公开(公告)号：US20050037953A1

公开(公告)日：2005-02-17

申请号：US10471655

申请日：2002-03-15

Applicant: Ernesto Freire ,  Azia Nezami ,  Yoshiaki Kiso

Inventor： Ernesto Freire ,  Azia Nezami ,  Yoshiaki Kiso

IPC: A61K31/198 ,  A61K31/366 ,  A61K31/426 ,  A61K38/05 ,  A61K38/06 ,  C07C237/20 ,  A61K38/00

CPC classification number: C07C237/20 ,  A61K31/198 ,  A61K31/366 ,  A61K31/426 ,  A61K38/05 ,  A61K38/06 ,  Y02A50/411

Abstract: Compounds and methods for the inhibition of anti-malarial target aspartyl protease plasmepsins (e.g. Plasmepsin I, Plasmepsin II, Plasmepsin IV and HAP) are provided. The compounds are based on allophenylnorstatine substituted at positions R1-R4, such that R1 is isoquinoline, carboxyl, naphtalene, phenyl, phenol, benzene, an amino acid, and derivatives thereof; R2 and R3 are aliphatic groups; and R4 is indan, naphthalene, benzylamine, phenyl, phenol, cyclopentane, tert-butylamine, or derivatives thereof. The compounds may be used to inhibit Plasmepsin II, to kill malarial parasites, and to treat malaria in a patient. Certain of the substituted allophenylnorstatine-based compounds also exhibit inhibitory activity against Cathepsin D.

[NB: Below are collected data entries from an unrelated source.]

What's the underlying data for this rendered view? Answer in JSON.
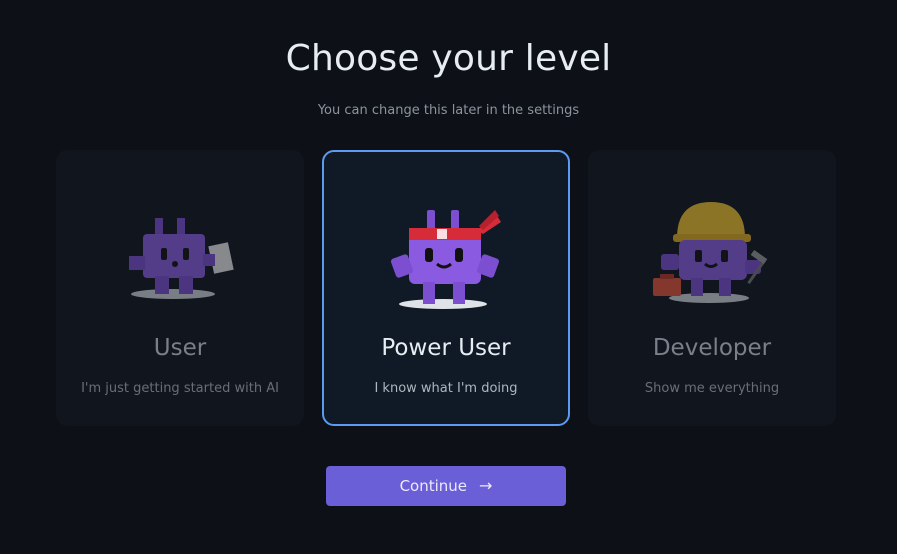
{
  "header": {
    "title": "Choose your level",
    "subtitle": "You can change this later in the settings"
  },
  "levels": [
    {
      "label": "User",
      "description": "I'm just getting started with AI",
      "selected": false,
      "mascot_icon": "mascot-with-paper-icon"
    },
    {
      "label": "Power User",
      "description": "I know what I'm doing",
      "selected": true,
      "mascot_icon": "mascot-with-headband-icon"
    },
    {
      "label": "Developer",
      "description": "Show me everything",
      "selected": false,
      "mascot_icon": "mascot-with-hardhat-icon"
    }
  ],
  "footer": {
    "continue_label": "Continue",
    "continue_icon": "arrow-right-icon"
  },
  "colors": {
    "background": "#0d1117",
    "selected_border": "#5b9cf0",
    "button": "#6b5fd8",
    "mascot_purple": "#7b4fd0"
  }
}
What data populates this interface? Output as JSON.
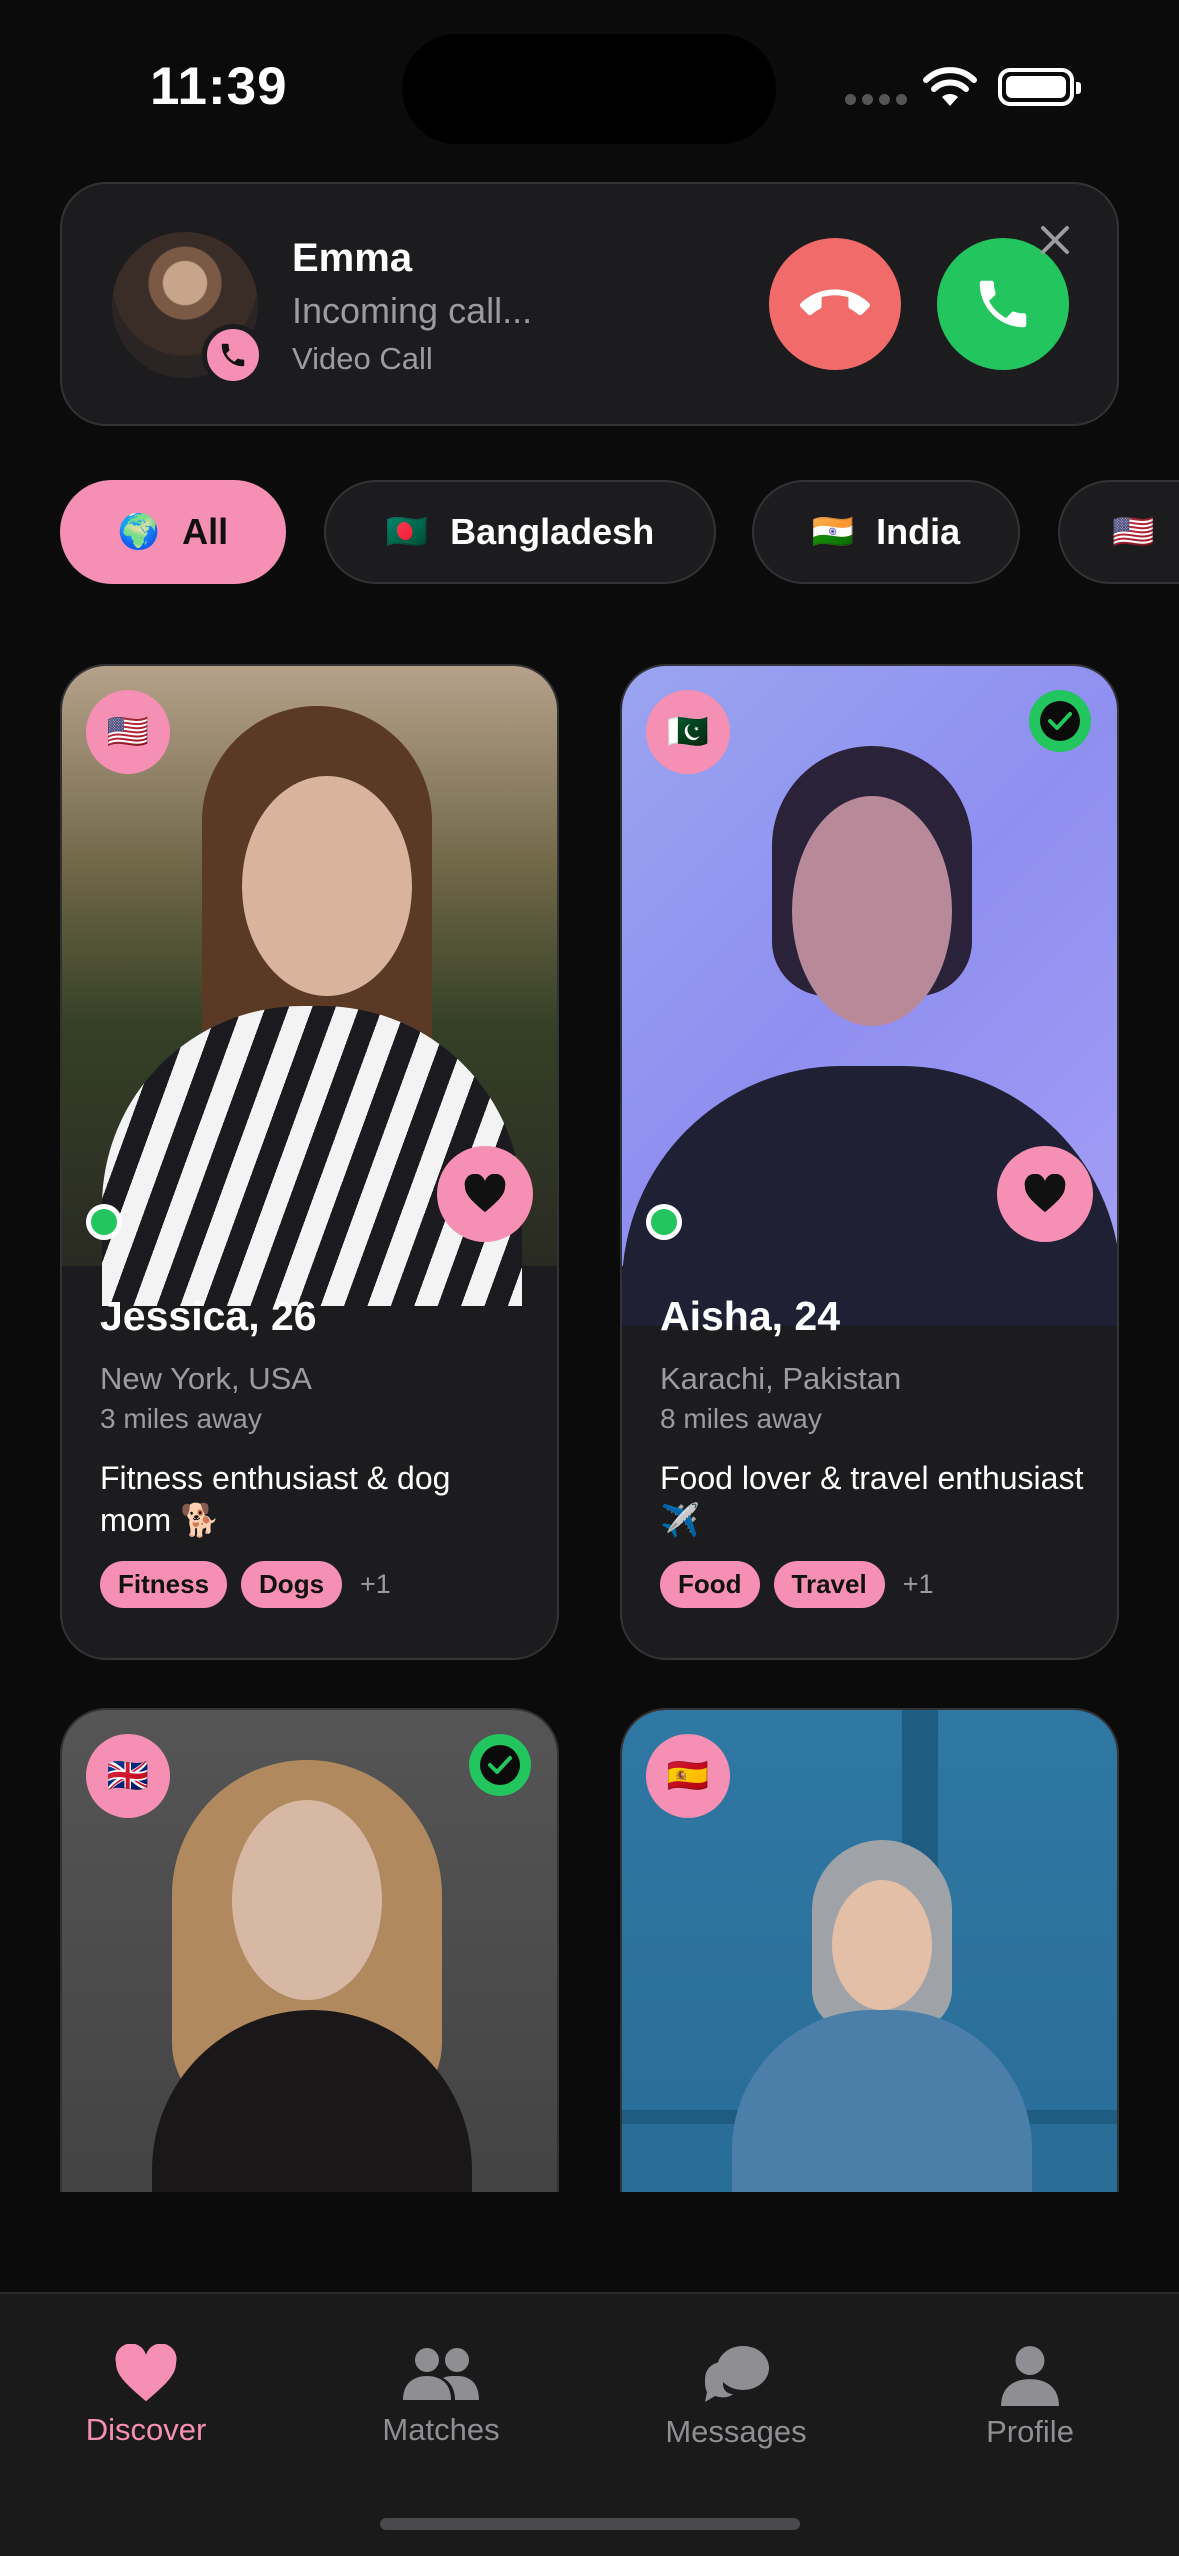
{
  "status_bar": {
    "time": "11:39"
  },
  "incoming_call": {
    "caller_name": "Emma",
    "status": "Incoming call...",
    "call_type": "Video Call"
  },
  "filters": [
    {
      "label": "All",
      "flag": "🌍",
      "active": true
    },
    {
      "label": "Bangladesh",
      "flag": "🇧🇩",
      "active": false
    },
    {
      "label": "India",
      "flag": "🇮🇳",
      "active": false
    },
    {
      "label": "",
      "flag": "🇺🇸",
      "active": false
    }
  ],
  "profiles": [
    {
      "name": "Jessica, 26",
      "location": "New York, USA",
      "distance": "3 miles away",
      "bio": "Fitness enthusiast & dog mom 🐕",
      "tags": [
        "Fitness",
        "Dogs"
      ],
      "more": "+1",
      "flag": "🇺🇸",
      "verified": false,
      "online": true
    },
    {
      "name": "Aisha, 24",
      "location": "Karachi, Pakistan",
      "distance": "8 miles away",
      "bio": "Food lover & travel enthusiast ✈️",
      "tags": [
        "Food",
        "Travel"
      ],
      "more": "+1",
      "flag": "🇵🇰",
      "verified": true,
      "online": true
    },
    {
      "flag": "🇬🇧",
      "verified": true
    },
    {
      "flag": "🇪🇸",
      "verified": false
    }
  ],
  "tabs": [
    {
      "label": "Discover",
      "icon": "heart-icon",
      "active": true
    },
    {
      "label": "Matches",
      "icon": "people-icon",
      "active": false
    },
    {
      "label": "Messages",
      "icon": "chat-bubbles-icon",
      "active": false
    },
    {
      "label": "Profile",
      "icon": "person-icon",
      "active": false
    }
  ],
  "colors": {
    "accent": "#f58fb3",
    "accept": "#22c55e",
    "decline": "#f26b6b",
    "background": "#0b0b0c",
    "card": "#1c1c1e"
  }
}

Abstract translation: 提供了用于抑制抗疟疾靶标天冬氨酰蛋白酶plasmepsin（例如Plasmepsin I，Plasmepsin II，Plasmepsin IV和HAP）的化合物和方法。 这些化合物基于在R1-R4位置被取代的异氰酸酯基，其中R 1是异喹啉，羧基，萘，苯基，苯酚，苯，氨基酸及其衍生物; R2和R3是脂族基团; R4为茚满，萘，苄胺，苯基，苯酚，环戊烷，叔丁胺或其衍生物。 该化合物可用于抑制Plasmepsin II，杀死疟疾寄生虫，并治疗患者的疟疾。 某些取代的基于异氰酸酯基的化合物也表现出对组织蛋白酶D的抑制活性。